International Urban Legends: Canada

Oh, I’m sorry. You thought our little tour of the 50 states here in America was the end of our search for urban legends? Oh no, it was just the start. Today we head across the border into Canada in search of  urban legends in the Great White North.

And if none of them involve beer, I am going to be sorely disappointed.

Ogopogo

No, that’s not the name of the new boy band from Toronto. But if you want to see a lake monster and you don’t want to travel all the way over to Scotland’s Loch Ness – or you weren’t impressed with the American versions – there is an alternative.

Ogopogo swims Lake Okanagan in British Columbia, Canada

Unlike Cousin Nessie in Scotland, no one’s been able to snap a photo of Ogopogo. But here’s a neat looking statue of the critter.

British Columbia’s Lake Okanagan is long and narrow, and is on the same latitude, as Loch Ness. And like’s its Scottish cousin, this lake has a creature swimming within its depths.

Ogopogo’s first recorded sighting dates back to the 1870s and actually hit the newspapers before Nessie gained international fame.

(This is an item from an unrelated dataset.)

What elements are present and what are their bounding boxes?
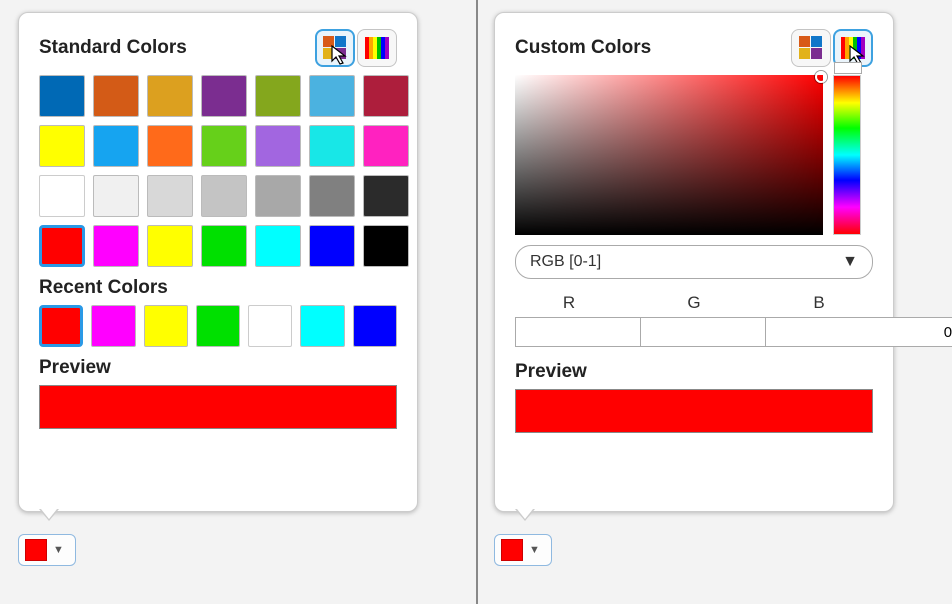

It is said to be a couple of feet in diameter and up to 20 feet in length. It has been described as similar to a log but also to a horse or a goat. (Depending on beer consumption, perhaps?)

One scientist theorizes that Ogopogo, and Nessie, are primitive whales. One thing is for sure, if you see them you’ll have a whale of a tale to tell your friends when you get back home.

 The White Lady

Seriously, this lady gets around. She showed up in several states during our tour of the U.S. and now here she is in Canada.

There is a forest in Eastern Canada called Parc des Laurentides. It takes about two hours to drive through it on Road 175 and all you will see is the road and the trees. There are no lights, no towns, no nothing. So when the sun dips below the horizon it gets dark. Real dark. The perfect setting for La Dame blanche (French for: The White Lady).

Somewhere along this road, legend says, a woman died in a car accident. Shortly after, drivers began reporting picking up a mysterious woman hitchhiker. She would hop in and hand over a paper with a street address and then disappear. A few drivers went on to the address and discovered it was where the White Lady’s parents still lived.